Ooops somehow didn't see your messages until now. Very interesting read, thanks! While I very much appreciate a more formal lens, I thought of "size" very informally here. Something like number of primitives (var, app, abs) used.
Using your binary encoding I get:
Iota = 00 01 01 10 00 00 00 01 01 1110 10 01 110 10 00 00 110 (38 bits)
"Ioter" = 00 00 00 01 01 01 1110 00 00 110 10 01 110 10 (32 bits)
Hope I didn't mess up.
Way harder to think about how short (number of applications) "realistic" programs (say, primality check) could be written using Iota vs "Ioter". I'd bet on Iota, but then maybe it's just human bias since it's so closely related to SKI, which is easy to reason about and compose.
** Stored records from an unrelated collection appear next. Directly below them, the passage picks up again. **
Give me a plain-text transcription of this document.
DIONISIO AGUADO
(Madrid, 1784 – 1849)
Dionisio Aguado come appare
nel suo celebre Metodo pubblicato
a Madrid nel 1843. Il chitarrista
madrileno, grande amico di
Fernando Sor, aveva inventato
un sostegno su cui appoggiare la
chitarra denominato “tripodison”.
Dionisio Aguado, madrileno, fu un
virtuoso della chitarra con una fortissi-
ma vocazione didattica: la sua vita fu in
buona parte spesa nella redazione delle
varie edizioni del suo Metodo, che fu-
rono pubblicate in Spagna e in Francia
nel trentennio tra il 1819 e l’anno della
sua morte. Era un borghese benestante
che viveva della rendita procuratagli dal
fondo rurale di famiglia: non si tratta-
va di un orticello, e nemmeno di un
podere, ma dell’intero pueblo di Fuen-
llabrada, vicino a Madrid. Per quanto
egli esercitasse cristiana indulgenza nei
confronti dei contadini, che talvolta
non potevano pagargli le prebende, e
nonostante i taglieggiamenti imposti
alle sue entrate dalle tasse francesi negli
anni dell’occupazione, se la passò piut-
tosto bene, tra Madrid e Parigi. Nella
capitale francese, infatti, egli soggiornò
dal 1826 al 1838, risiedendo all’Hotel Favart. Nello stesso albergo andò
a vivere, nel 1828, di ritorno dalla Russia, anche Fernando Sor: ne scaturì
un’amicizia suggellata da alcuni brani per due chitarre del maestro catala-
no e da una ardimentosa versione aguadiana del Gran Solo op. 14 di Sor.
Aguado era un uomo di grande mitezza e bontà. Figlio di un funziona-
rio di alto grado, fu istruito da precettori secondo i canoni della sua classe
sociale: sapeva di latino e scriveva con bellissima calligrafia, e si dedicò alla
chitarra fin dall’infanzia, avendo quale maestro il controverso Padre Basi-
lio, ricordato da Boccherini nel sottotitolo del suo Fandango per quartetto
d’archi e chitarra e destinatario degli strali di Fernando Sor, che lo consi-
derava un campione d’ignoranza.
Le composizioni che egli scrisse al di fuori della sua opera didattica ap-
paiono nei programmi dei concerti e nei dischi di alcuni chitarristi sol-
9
A while ago I thought about minimalism, not in terms of one-point bases: One could say that
B = \x \y \z x (y z) (composition)
T = \x \y y x (reordering)
E = \x \y y (elimination)
M = \x x x (duplication)
are more "boiled down" versions of BCKW. It'd be non-trivial to argue to a primary schooler who understands term rewriting why BCKW is so much more handy than BTEM. You figure out why, once you try writing something useful. But it's sad that a smaller basis (by any encoding I can think of) makes life harder.